Из глаз мальчика опять полились слёзы, он крепче прижал щенка к себе.
— И всё из-за тебя, глупенький. Ты вот убежал, а попало за это нам с мамой. От отца. Они с мамой сильно поссорились, вот она и ушла к своим родителям…
Турткоз виновато опустил голову.
— Ладно, не переживай! — воскликнул вдруг Тургун. — Ты вернулся — и всё теперь будет хорошо. Отец больше не будет сердиться. Подожди меня здесь, я пойду к маме, скажу, что ты вернулся.
Тургун исчез за калиткой, а щенок устало опустился на брюхо, положил голову на вытянутые вперёд лапы, вздохнул, закрыл глаза. Никуда он больше не убежит. Ему уж, видно, суждено жить в этом доме. Лишь бы больше не сажали на верёвку, как паршивую овцу. И он тогда до конца своих дней будет верой и правдой служить своим новым хозяевам…
Но мясник рассудил иначе. Вечером того же дня он надел на Турткоза новенький ошейник и к нему приладил железную цепь. Щенок опять оказался в неволе. Его снова приковали к ненавистному железному колу. И Турткоз затосковал с новой силой. По родному кишлаку, по высоким синим горам, по зелёным пастбищам. Опять ему начали сниться мама Алапар и краснощёкий весёлый Карабай. Увидится ли он когда-нибудь с ними? Суждено ли ему сторожить отары на яйлау, преследовать злобных волков? Удастся ли когда-нибудь вдоволь набегаться по цветущему пахучему лугу, ощутить себя сильным и вольным?
Вот с какими мыслями Турткоз встречал рассветы и провожал дни.
Прошли лето и осень. Похолодало, повалил снег.
Минувшей ночью Турткозу опять приснился Карабай. Будто бы они вдвоём сидят в горах, на берегу родника Карабула́ка, который, пробиваясь из-под корней дикой орешины, просачивается между замшелых валунов и камней, прокладывает себе дорогу и струится вниз.
Турткоз лежит у самого родника. Глядит в его прозрачную гладь. Видит щенка, который внимательно следит за ним. Мало того, что этот нахал так подозрительно уставился на него, он ещё угрожающе скалится. Обозлённый Турткоз начинает лаять на щенка. Тот, нисколечко не испугавшись, отвечает ему тем же. Турткоз ещё пуще выходит из себя. А тут Карабай вдруг заливается смехом.
«Ну и дурачок же ты, Турткоз, сам на себя лаешь! Это же в воде твоё отражение, зачем же ты лаешь на самого себя?»
Уж сколько прошло, а увидел сон и будто опять побывал у Карабулака. И в ушах всё ещё звучит смех Карабая.

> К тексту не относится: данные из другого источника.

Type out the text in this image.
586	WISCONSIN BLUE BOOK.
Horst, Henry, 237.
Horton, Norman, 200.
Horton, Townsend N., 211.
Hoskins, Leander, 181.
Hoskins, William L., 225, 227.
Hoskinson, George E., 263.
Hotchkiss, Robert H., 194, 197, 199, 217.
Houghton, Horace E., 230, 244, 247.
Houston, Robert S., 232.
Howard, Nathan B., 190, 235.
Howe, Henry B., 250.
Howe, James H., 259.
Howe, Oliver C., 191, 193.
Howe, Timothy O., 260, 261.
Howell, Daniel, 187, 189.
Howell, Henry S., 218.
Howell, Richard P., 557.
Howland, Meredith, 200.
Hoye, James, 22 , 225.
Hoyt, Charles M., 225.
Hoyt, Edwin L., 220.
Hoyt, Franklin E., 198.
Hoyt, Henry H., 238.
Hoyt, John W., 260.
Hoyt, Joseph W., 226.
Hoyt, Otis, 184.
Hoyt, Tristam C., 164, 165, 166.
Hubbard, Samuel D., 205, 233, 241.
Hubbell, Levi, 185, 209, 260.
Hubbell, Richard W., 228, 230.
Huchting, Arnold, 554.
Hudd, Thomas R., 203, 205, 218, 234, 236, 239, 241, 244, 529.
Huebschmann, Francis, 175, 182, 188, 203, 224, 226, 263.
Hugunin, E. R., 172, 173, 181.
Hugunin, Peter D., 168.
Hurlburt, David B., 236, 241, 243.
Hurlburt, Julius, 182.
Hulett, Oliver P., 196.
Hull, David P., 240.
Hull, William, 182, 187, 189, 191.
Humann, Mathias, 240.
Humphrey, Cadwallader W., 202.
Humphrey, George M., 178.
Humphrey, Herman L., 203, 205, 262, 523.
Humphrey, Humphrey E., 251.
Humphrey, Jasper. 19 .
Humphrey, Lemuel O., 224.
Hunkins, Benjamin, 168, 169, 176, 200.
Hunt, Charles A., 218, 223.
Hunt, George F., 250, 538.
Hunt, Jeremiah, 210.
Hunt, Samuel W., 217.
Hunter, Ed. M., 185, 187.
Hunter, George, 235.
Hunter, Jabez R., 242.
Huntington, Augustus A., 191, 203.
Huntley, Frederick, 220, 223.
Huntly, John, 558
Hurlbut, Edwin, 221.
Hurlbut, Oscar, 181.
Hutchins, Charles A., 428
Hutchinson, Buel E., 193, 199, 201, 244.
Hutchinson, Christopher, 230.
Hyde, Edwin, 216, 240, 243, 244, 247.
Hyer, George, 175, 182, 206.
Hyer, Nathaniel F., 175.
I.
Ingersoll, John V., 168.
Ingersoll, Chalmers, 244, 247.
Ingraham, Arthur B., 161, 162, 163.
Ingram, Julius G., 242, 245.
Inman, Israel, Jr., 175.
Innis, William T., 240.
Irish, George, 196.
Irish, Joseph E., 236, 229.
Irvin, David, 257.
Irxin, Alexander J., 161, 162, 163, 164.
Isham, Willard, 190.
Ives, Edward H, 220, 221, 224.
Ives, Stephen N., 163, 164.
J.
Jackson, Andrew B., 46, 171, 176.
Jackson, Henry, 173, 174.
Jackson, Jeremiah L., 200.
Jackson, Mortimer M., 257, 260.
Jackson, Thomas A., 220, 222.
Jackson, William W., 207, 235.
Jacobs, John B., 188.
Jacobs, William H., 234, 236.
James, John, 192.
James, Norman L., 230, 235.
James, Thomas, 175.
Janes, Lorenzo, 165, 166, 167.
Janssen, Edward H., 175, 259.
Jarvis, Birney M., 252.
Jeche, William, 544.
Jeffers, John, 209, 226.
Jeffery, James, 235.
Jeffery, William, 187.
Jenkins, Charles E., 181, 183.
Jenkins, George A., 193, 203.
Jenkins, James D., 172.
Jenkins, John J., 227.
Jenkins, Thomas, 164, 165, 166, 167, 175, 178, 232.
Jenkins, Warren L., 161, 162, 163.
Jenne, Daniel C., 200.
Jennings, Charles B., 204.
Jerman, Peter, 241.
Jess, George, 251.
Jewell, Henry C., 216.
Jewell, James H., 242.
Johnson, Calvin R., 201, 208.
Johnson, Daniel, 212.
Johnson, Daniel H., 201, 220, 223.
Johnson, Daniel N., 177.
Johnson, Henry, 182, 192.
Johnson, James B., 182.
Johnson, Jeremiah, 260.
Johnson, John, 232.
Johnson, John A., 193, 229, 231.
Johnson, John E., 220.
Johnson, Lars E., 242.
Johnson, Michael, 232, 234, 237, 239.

Турткоз выглянул из конуры. Снег пошёл сильнее, большими, пушистыми хлопьями. Холодно. Щенок поджал хвост, съёжился, закрыл глаза. Вот бы сейчас проверить, загнали ли овец в овчарню, где им тепло и уютно, и они стоят, тесно сбившись… Конечно же, овцы давно в овчарне, а мама Ала-пар, как всегда, лежит в стоге сена. И, быть может, тоже видит сны. И снится ей Турткоз…
Хозяйка, мама Тургуна, принесла и молча поставила перед Турткозом миску супа. С тех пор, как похолодало, Турткоза стали кормить чаще. И всегда чем-нибудь вкусным — потрохами, свежим мясом. Но хорошая, сытная еда не радовала пса. Он чувствовал, что неспроста всё это, что лакомства могут ещё выйти ему боком.
Стемнело. Всё вокруг сверкает под снегом, а с неба летят белые, мохнатые хлопья. Корявые ветви тала, растущего напротив конуры, подгибаются под тяжестью снежной шубы и по-старчески кряхтят — поскрипывают.
Из ярко освещённого дома вдруг вышел мясник — на ступеньки веранды упала слепящая полоса света. Мясник тяжело зашагал к конуре. Даже в темноте было хорошо видно, какое у него красное лицо. Так и сияет, как фонарь. Одет в шелестящий шёлком чапан, обвязан двумя яркими поясными платками, грудь распахнута, дышит паром, и от одежды даже пахнет жареным мясом.
Вот мясник снял с колышка цепь, выволок Турткоза из конуры. Потом неожиданно схватил его за ноги, опрокинул на спину и давай валять в снегу. Удивлённый пёс и не подумал даже сопротивляться. Ведь здоровый, взрослый человек, а что делает? Играет, как малое дитя! Уж если очень ему хочется поиграть, придумал бы что-нибудь другое. Снег-то холодный, забивается в шерсть, тает на теле, а ему, Турткозу, ещё всю ночь лежать во дворе, в конуре без дверей…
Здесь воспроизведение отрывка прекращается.